La violence, donc, est bien présente, mais, comme toujours chez Newman, elle est sous-jacente, n’apparaît que par surgissement, signe de l’obstination absolue du réalisateur à ne pas développer le moindre manichéisme ou à ne pas se laisser aller aux morceaux de bravoure politiques. C’est le refus du dramatique qui frappe dans le film : la tragédie se pose dans le réel, dans une narration en creux, dans le montage de scènes fragiles, déséquilibrées, à l’image de personnages scrutés mais jamais harcelés. Ni les Stamper ni les grévistes ne sont des victimes : ils sont tous des résistants, à la banalité parfois héroïque et parfois monstrueuse. L’intérêt que porte Newman aux êtres eux-mêmes est également indiscutable : lors des scènes de réunions ou de repas qui tournent à la confrontation, la caméra cherche tous les regards, et, si elle ne peut capter la voix de ceux (et celles, surtout) qui sont réduits au silence, elle capte leur regard, leur force d’entendement. C’est sans doute l’une des grandes forces de Newman réalisateur que celle de ne jamais devenir l’œil observateur, omnipotent, faussement neutre et réellement condescendant. Chacun a sa place et se débat pour l’agrandir ou la conserver. Mais chaque visage reste expressif, et chaque personnage une force complexe et fuyante. Rien n’est factice ou niais dans ce cinéma. Le combat, même sanglant, continue parce qu’il y a des combattants.

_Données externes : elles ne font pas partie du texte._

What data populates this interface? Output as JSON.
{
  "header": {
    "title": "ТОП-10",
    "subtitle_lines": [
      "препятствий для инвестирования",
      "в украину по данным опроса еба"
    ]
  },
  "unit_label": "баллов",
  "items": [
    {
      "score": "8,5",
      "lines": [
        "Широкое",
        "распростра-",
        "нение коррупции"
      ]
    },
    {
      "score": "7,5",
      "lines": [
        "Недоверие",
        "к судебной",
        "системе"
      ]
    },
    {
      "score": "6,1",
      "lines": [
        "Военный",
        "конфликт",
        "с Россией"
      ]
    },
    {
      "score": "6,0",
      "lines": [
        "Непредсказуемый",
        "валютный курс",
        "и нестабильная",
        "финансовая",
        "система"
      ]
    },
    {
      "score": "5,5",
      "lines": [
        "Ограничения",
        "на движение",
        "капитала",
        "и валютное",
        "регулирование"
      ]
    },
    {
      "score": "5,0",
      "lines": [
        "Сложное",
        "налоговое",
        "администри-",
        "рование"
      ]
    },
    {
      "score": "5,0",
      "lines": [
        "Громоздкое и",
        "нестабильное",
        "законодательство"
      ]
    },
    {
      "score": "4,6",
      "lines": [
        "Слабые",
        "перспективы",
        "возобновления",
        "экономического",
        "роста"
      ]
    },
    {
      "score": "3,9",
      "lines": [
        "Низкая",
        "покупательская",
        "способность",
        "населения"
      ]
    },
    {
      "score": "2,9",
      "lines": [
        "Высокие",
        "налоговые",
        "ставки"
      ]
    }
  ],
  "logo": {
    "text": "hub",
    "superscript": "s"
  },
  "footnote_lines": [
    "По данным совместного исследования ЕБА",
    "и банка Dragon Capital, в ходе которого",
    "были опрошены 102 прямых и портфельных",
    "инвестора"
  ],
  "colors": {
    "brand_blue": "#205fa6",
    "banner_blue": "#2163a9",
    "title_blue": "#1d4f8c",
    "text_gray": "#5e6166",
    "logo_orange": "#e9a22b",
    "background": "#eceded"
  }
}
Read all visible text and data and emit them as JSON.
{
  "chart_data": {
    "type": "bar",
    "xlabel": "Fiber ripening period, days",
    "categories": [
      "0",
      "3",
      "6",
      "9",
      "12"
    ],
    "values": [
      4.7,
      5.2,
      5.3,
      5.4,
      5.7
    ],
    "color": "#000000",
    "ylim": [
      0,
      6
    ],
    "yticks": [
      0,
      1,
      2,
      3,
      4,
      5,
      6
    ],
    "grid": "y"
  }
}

Le Clan des irréductibles n’est ni un hommage ni une saga crépusculaire : comme son titre original l’indique (Sometimes, a Great Notion), il est parfois des concepts qui ne nécessitent pas d’argumentation ou de démonstration. L’humanité en fait partie, et l’intelligence sensible de Newman réussissait parfaitement, avec ce film pudique et réaliste, à l’apprivoiser, jusque dans sa profonde souffrance et dans son incroyable force.